I love to make soup so I got a chinois to get puréed soups smoother. It worked beautifully on the first soup, a carrot and ginger. But yesterday I made a roasted tomato soup and the texture was nice and maybe too thick when I put it through the chinois. When it came out I,had a whole lot of waste in the chinois and a very tasty but almost a tomato broth. I spent a lot of time adding tomatoes, etc to thicken it. What could I have done wrong?
I’m not sure if you did anything “wrong” necessarily, the chinois may just be too fine of a mesh for what you like in your tomato soup.
That said, you could try cooking your tomatoes longer and maybe even using a stick blender to break them down more before putting through the chinois. Tomatoes have a lot of internal structure to them, so if that isn’t broken down enough, it will never fit through the chinois. Just a thought.
What types of tomatoes were you using too? That might impact how much work it might take to break down the tomato to get more pulp.
I roasted broke and roasted San marzano canned tomatoes. They were pretty soft. Maybe I should,have just used something less fine. It worked perfectly on my carrot and ginger soup.

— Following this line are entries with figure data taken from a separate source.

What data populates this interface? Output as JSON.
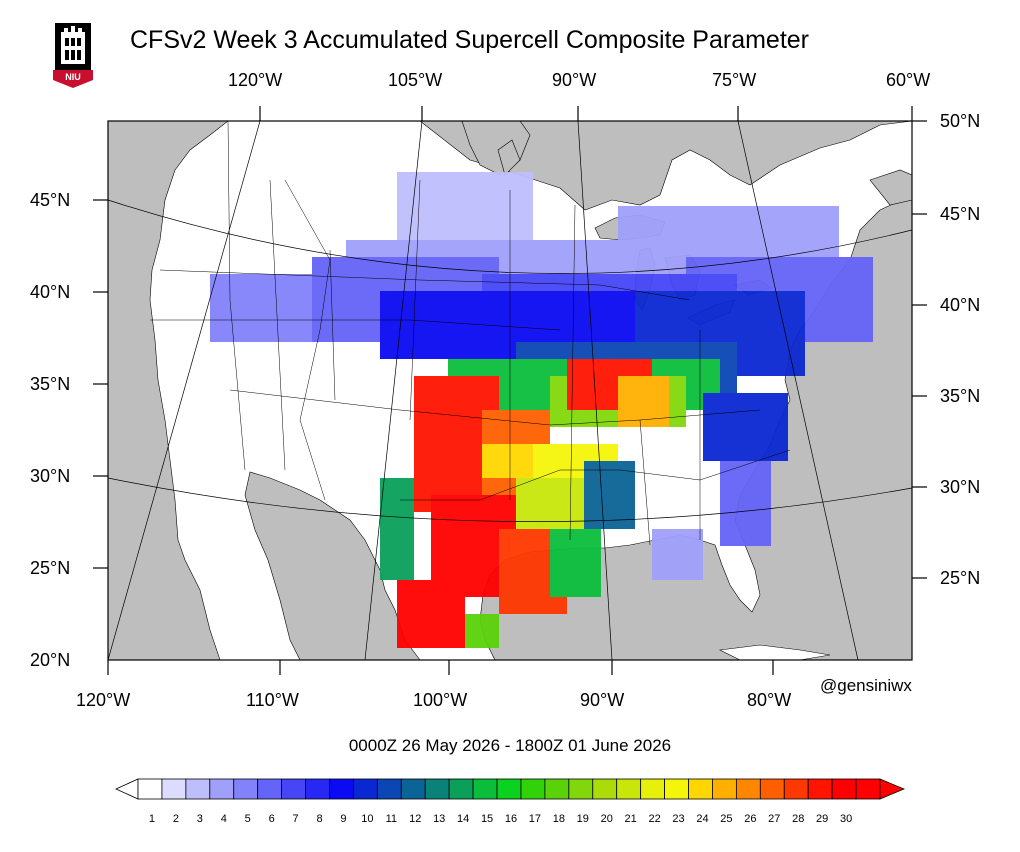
{
  "title": "CFSv2 Week 3 Accumulated Supercell Composite Parameter",
  "logo": {
    "text": "NIU",
    "colors": {
      "red": "#c8102e",
      "black": "#000000"
    }
  },
  "date_range": "0000Z 26  May  2026  - 1800Z 01  June  2026",
  "credit": "@gensiniwx",
  "top_lon_labels": [
    "120°W",
    "105°W",
    "90°W",
    "75°W",
    "60°W"
  ],
  "bottom_lon_labels": [
    "120°W",
    "110°W",
    "100°W",
    "90°W",
    "80°W"
  ],
  "left_lat_labels": [
    "45°N",
    "40°N",
    "35°N",
    "30°N",
    "25°N",
    "20°N"
  ],
  "right_lat_labels": [
    "50°N",
    "45°N",
    "40°N",
    "35°N",
    "30°N",
    "25°N"
  ],
  "colorbar": {
    "labels": [
      "1",
      "2",
      "3",
      "4",
      "5",
      "6",
      "7",
      "8",
      "9",
      "10",
      "11",
      "12",
      "13",
      "14",
      "15",
      "16",
      "17",
      "18",
      "19",
      "20",
      "21",
      "22",
      "23",
      "24",
      "25",
      "26",
      "27",
      "28",
      "29",
      "30"
    ],
    "colors": [
      "#ffffff",
      "#dcdcfe",
      "#bebefd",
      "#a0a0fb",
      "#8282fa",
      "#6464f8",
      "#4646f7",
      "#2828f5",
      "#0a0af3",
      "#0a28d2",
      "#0a46b4",
      "#0a6496",
      "#0a8278",
      "#0aa05a",
      "#0abe3c",
      "#0ad21e",
      "#32d20a",
      "#5ad20a",
      "#82d70a",
      "#aadc0a",
      "#c8e60a",
      "#e6f00a",
      "#f5f50a",
      "#ffd700",
      "#ffaf00",
      "#ff8700",
      "#ff5f00",
      "#ff3700",
      "#ff1400",
      "#ff0000",
      "#ff0000"
    ]
  },
  "map_colors": {
    "ocean": "#bebebe",
    "land": "#ffffff",
    "lines": "#000000"
  }
}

The fibers in carrot and tomato are different. The carrot fibers are tougher when raw, but they become pulpy and almost like a paste when cooked. Tomato fibers are softer and stretchier to begin with, but they don’t yield to heat as much. So when you push cooked tomatoes through a fine-mesh strainer, the fibers will get held back and only the watery part will get pushed through. Better to use an immersion blender with tomato soups and not worry about straining.
100-mesh, 30-mesh, they come in different mesh sizes and yours was too fine for the outcome you had planned for the dish.